Breadroll 🥖
End-to-end encrypted client photo galleries — self-hostable on $3/month shared PHP hosting. The server never sees your photos. Not the images, not the thumbnails, not the filenames, not the keys.
Source on GitHubHow it works
- The photographer creates a gallery in their browser. A
high-entropy code is generated — something like
K7QM-W3RV-PD9A-XH2T(~80 bits). The code is the key material; it never reaches the server. - Photos are thumbnailed and encrypted in the browser (AES-256-GCM via WebCrypto) before upload. The server receives opaque blobs with opaque names.
- The photographer sends the code to the client — same workflow as any gallery service.

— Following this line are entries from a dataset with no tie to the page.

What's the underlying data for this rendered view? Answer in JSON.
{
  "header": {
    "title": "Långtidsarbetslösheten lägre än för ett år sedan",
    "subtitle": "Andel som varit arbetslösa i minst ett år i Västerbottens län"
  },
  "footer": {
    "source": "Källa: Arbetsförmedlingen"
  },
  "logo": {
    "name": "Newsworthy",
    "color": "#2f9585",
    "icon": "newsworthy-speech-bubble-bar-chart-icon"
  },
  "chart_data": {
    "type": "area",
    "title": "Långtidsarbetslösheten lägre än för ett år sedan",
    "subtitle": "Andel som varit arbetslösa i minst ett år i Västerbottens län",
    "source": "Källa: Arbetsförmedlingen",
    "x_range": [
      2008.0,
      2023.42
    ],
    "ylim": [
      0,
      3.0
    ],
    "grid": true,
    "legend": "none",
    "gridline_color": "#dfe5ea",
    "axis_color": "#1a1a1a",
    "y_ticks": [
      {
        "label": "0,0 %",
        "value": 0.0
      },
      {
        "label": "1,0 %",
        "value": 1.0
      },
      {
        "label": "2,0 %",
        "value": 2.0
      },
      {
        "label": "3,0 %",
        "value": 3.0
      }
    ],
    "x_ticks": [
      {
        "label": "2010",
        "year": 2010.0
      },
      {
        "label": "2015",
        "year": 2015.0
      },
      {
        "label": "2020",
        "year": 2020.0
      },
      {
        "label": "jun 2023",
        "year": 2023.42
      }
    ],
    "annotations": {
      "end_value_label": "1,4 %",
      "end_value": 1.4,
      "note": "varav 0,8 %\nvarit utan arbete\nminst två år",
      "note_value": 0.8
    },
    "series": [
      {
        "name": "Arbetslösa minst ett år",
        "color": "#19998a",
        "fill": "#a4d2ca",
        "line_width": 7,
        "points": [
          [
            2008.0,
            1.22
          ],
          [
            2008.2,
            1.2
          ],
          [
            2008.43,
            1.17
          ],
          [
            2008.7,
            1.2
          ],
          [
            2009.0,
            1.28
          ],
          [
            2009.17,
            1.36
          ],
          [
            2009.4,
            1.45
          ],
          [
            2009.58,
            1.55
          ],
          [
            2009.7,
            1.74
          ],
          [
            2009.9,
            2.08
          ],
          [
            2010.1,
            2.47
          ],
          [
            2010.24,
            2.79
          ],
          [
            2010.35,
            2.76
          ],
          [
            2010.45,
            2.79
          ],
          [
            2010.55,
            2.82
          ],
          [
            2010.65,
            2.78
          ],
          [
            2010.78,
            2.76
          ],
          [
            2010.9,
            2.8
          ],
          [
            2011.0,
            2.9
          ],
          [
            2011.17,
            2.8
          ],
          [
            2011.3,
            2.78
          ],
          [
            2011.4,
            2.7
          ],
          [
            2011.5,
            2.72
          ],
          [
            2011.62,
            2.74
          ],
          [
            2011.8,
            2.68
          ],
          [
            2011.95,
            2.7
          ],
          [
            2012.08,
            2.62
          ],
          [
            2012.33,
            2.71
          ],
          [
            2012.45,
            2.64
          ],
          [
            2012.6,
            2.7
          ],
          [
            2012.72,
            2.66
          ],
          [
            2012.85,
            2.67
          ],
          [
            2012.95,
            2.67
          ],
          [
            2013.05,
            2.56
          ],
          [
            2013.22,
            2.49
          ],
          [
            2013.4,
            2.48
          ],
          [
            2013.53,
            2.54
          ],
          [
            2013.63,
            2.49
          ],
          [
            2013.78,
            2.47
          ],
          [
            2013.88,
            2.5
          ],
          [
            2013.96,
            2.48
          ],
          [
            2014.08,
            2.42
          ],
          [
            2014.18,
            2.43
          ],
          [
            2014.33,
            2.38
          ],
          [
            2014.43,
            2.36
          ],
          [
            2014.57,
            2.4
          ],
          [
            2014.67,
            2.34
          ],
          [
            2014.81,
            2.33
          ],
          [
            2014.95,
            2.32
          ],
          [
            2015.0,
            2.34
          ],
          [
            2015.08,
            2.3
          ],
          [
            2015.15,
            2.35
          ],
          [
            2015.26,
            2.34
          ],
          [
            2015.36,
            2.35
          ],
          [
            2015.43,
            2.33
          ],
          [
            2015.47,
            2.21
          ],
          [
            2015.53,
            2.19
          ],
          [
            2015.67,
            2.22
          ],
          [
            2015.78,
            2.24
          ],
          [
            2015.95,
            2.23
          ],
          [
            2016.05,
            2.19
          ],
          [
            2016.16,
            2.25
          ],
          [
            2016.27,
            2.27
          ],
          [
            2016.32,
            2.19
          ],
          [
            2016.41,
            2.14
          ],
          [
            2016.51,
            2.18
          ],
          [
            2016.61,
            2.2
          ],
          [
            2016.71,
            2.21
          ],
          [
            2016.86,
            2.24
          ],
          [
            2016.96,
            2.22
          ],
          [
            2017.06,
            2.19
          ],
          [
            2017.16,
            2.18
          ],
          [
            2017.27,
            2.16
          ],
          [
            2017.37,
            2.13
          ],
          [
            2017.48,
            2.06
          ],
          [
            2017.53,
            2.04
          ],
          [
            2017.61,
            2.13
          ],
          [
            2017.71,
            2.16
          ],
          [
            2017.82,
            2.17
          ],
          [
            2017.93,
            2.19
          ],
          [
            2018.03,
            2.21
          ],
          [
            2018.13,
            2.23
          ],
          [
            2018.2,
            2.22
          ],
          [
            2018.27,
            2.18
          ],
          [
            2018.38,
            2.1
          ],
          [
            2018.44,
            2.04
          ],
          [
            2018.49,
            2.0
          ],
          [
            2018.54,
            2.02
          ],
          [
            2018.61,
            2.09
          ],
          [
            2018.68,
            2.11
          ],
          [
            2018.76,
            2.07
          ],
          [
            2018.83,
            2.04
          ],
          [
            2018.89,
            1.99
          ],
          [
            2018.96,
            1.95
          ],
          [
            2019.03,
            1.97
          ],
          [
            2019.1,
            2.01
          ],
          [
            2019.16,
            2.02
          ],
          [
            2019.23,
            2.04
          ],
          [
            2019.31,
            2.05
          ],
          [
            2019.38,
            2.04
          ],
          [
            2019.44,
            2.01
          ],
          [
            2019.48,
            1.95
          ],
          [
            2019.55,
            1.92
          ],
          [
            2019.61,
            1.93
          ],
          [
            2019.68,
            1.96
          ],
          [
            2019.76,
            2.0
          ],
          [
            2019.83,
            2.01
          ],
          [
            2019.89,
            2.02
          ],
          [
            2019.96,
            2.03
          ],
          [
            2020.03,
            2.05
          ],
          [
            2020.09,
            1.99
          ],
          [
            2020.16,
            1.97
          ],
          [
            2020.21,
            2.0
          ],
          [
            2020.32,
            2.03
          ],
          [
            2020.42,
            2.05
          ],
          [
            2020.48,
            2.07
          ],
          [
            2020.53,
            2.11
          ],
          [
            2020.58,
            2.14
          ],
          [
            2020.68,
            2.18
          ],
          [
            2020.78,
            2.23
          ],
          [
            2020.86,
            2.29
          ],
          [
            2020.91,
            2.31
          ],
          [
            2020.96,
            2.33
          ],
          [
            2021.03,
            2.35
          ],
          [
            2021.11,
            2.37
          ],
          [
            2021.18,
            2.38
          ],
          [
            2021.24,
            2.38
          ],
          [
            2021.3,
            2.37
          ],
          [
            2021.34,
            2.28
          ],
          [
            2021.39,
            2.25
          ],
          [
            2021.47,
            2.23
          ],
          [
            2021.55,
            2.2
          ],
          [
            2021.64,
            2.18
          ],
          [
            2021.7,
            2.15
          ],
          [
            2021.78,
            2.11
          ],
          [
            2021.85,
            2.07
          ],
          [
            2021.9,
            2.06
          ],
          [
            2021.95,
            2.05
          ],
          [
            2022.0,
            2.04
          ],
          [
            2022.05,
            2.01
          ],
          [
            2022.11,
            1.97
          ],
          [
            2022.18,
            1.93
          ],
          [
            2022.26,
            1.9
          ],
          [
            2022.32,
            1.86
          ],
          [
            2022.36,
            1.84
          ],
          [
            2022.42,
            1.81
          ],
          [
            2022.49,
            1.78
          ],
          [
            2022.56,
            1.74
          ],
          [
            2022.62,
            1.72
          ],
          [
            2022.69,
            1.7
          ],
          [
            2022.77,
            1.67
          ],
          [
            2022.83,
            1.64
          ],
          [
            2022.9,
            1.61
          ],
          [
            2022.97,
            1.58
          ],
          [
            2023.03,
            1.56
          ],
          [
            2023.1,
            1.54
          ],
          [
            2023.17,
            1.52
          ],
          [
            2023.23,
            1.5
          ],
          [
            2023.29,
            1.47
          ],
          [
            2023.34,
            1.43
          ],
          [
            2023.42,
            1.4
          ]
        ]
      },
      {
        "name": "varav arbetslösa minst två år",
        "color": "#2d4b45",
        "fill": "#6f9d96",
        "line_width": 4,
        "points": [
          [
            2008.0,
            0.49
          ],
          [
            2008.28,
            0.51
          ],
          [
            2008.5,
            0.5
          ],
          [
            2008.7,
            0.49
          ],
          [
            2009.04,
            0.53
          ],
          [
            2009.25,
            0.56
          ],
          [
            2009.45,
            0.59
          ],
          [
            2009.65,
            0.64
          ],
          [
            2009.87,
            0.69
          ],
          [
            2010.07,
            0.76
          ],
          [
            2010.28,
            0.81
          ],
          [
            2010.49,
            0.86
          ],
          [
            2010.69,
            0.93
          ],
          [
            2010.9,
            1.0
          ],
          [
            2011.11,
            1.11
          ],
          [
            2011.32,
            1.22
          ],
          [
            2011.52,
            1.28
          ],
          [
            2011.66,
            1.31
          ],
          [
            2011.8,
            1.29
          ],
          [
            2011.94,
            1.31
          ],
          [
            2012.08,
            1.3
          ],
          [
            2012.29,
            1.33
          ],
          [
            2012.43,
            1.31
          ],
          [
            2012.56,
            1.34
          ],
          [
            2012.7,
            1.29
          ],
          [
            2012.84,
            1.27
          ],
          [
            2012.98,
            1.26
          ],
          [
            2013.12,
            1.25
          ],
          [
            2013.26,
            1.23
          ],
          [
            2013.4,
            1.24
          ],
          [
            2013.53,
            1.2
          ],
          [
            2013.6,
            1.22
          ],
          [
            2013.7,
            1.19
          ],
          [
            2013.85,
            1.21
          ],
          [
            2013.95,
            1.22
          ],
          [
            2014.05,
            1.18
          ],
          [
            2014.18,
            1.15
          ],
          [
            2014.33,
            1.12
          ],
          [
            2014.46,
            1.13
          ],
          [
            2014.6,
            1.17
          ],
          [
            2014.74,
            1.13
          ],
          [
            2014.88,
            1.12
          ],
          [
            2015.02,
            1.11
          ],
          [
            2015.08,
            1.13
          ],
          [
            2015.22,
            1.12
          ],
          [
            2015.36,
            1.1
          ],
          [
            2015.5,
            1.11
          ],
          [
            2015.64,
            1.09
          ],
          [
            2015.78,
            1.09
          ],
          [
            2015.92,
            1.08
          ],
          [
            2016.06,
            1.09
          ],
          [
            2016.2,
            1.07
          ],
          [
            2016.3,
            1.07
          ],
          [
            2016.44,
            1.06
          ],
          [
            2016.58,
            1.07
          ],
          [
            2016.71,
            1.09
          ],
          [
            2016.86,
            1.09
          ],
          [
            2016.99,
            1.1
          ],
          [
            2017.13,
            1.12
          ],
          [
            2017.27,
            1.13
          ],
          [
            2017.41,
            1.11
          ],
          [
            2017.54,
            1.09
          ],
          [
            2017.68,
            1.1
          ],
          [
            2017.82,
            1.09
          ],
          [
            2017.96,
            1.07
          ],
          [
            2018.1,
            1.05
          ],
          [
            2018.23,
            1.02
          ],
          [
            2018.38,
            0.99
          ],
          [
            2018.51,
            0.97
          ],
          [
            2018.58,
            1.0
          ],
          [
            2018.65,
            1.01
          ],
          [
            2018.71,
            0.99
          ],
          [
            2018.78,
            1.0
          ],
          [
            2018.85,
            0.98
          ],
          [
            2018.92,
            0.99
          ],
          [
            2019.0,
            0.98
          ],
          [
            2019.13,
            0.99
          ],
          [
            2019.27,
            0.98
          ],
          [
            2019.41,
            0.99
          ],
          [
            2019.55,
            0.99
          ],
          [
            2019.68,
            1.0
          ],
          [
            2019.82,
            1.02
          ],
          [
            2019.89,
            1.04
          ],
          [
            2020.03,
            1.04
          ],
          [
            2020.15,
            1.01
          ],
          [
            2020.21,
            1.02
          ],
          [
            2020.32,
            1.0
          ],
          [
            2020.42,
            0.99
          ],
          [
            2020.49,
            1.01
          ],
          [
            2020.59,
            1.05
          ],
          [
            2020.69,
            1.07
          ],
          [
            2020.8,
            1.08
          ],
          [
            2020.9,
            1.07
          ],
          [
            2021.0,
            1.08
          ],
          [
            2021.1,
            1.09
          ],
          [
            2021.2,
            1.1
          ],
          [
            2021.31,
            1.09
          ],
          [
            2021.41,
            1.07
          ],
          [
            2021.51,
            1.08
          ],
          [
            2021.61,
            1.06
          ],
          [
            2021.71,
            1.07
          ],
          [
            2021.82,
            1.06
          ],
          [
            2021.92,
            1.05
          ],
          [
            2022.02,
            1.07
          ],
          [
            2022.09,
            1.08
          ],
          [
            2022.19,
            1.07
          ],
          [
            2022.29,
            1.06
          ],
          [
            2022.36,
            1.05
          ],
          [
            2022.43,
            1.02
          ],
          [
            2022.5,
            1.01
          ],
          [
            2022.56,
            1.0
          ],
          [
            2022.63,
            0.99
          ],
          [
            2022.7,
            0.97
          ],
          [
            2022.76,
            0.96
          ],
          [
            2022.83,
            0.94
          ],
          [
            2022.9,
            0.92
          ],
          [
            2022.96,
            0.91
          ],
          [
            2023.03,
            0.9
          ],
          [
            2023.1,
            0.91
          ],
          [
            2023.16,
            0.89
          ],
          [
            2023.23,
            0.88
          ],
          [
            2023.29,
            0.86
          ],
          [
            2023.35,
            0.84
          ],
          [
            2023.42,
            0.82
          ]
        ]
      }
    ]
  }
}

- The client enters the code. Their browser derives the key (PBKDF2-SHA256, 600k iterations), fetches the blobs, and decrypts locally. “Download all” builds the zip in the browser too.
What your host can see
| Typical gallery service | Breadroll | |
|---|---|---|
| Your photos | everything | ciphertext only |
| Filenames / EXIF | yes | encrypted manifest |
| Gallery codes | yes | peppered hash of a hash |
| Who downloads when | yes | traffic metadata only |
Honest trade-offs
E2EE means the server is deliberately dumb: no server-side thumbnails, no watermarking, no image processing, and no code recovery — a lost gallery code means re-creating the gallery. Like all web-delivered E2EE, you are trusting the JavaScript served to you; releases are versioned and the full threat model is documented in the repository.
Status
Early development, building in the open. Core crypto and the encrypted studio upload path are live; the client gallery view is next. This site (bread-roll.com) is the development deployment.